PS: Wenn das zu Off Topic ist, könnt ihr mir die Antworten auch per PN zukommen lassen.
 
@BigDevil
Ich hatte 2 Jahre in der Schule eine AG, wo wir solche Kästen bekommen haben. ^^
Aber ich kann wirklich nicht sagen, in wie fern sich der Preis lohnt. 90% des Baukastens bestehen aus Klötzen, Lochsteinen, Kreuzstangen (oder wie die heißen), Rädern, für mich undefinierbare Bauteile usw.. Also alles nur standart Sachen zum Bauen. Dann sind da noch ein Lichtsensor, Druckknopf, Datenübertragungsgerät + Kabel, die Software und der RCX bei.
Bei uns hatten wir dafür eine spezielle Lego-software, bei der man Icons zusammenklickt und zu einem Programm verbindet.
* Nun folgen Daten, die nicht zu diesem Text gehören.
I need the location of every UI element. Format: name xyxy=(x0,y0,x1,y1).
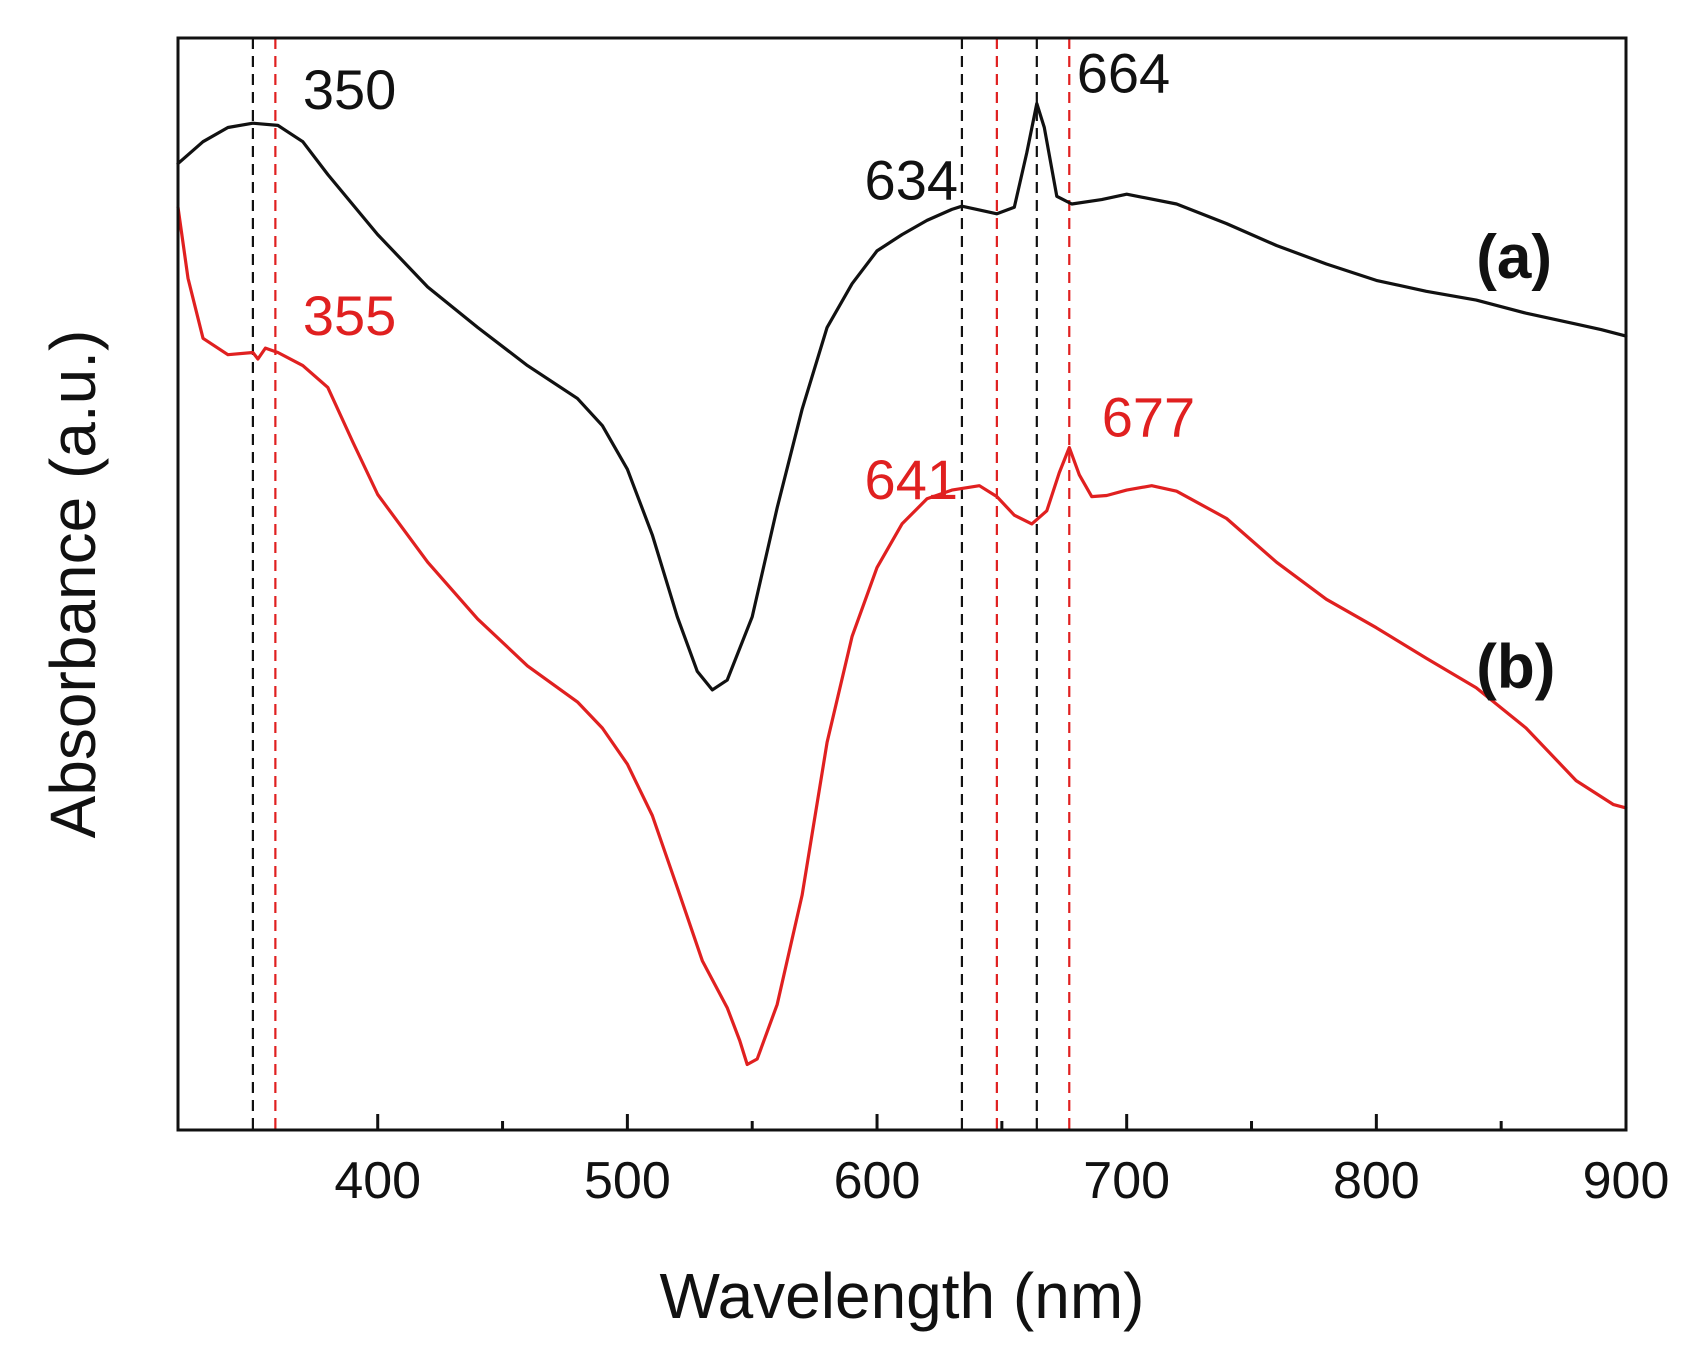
peak-annotations: 350 634 664 355 641 677 xyxy=(303,42,1195,511)
y-axis-title: Absorbance (a.u.) xyxy=(37,330,109,839)
x-axis-title: Wavelength (nm) xyxy=(660,1260,1145,1332)
peak-label-634: 634 xyxy=(865,149,958,212)
reference-lines xyxy=(251,38,1071,1130)
peak-label-664: 664 xyxy=(1077,42,1170,105)
tick-label-500: 500 xyxy=(584,1152,671,1210)
tick-label-700: 700 xyxy=(1083,1152,1170,1210)
spectra-curves xyxy=(176,101,1628,1067)
x-axis-ticks xyxy=(376,1114,1628,1130)
curve-label-b: (b) xyxy=(1476,633,1555,702)
tick-label-600: 600 xyxy=(834,1152,921,1210)
curve-labels: (a) (b) xyxy=(1476,223,1555,702)
tick-label-900: 900 xyxy=(1583,1152,1670,1210)
peak-label-350: 350 xyxy=(303,58,396,121)
x-axis-tick-labels: 400 500 600 700 800 900 xyxy=(334,1152,1669,1210)
peak-label-355: 355 xyxy=(303,284,396,347)
peak-label-641: 641 xyxy=(865,448,958,511)
tick-label-800: 800 xyxy=(1333,1152,1420,1210)
series-line-a xyxy=(176,101,1628,692)
peak-label-677: 677 xyxy=(1102,386,1195,449)
tick-label-400: 400 xyxy=(334,1152,421,1210)
plot-frame xyxy=(176,36,1628,1132)
curve-label-a: (a) xyxy=(1476,223,1552,292)
series-line-b xyxy=(176,205,1628,1067)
Als normaler Programmierer verwirrt das klicki-bunty einen etwas. ^^ Mal sehen ob ich von so einem Programm noch einen Ausdruck finde... Das man sowas auch mit Java programmieren kann, hör ich zum ersten Mal. O.o
 
Mein Rekord liegt bisher bei 67 Sekunden, war aber Glück weil ich ein paar Schritte überspringen konnte. Das Teil ist aber ganz hervorragend für die von mir ins leben gerufenen hohe Kunst des "Bitchcheckens" geeignet. Im Prinzip geht man mit dem Trumm einfach in ne Kneipe/Disco und bastelt so lange daran rum, bis man angesprochen wird. Works without FAIL :)
 
@BigDevil: Wir haben mit den Kästen im Informatikunterricht gearbeitet. Sie sind schon echt nett, aber ich würde mir keinen für zuhause holen. Dafür sind die meiner Meinung nach deutlich zu teuer und letztendlich auch in den Möglichkeiten zu eingeschränkt.

@all: Das mit den anderen Programmiersprachen funktioniert. Wir haben in der Schule mit der Lego eigenen Software gearbeitet, aber auch mit Java. Die Legosoftware finde ich persönlich zum kot***. Ich komme mit einer Programmiersprache, bei der ich die ganzen Sachen deutlich detailierte bestimmen kann einfach besser klar.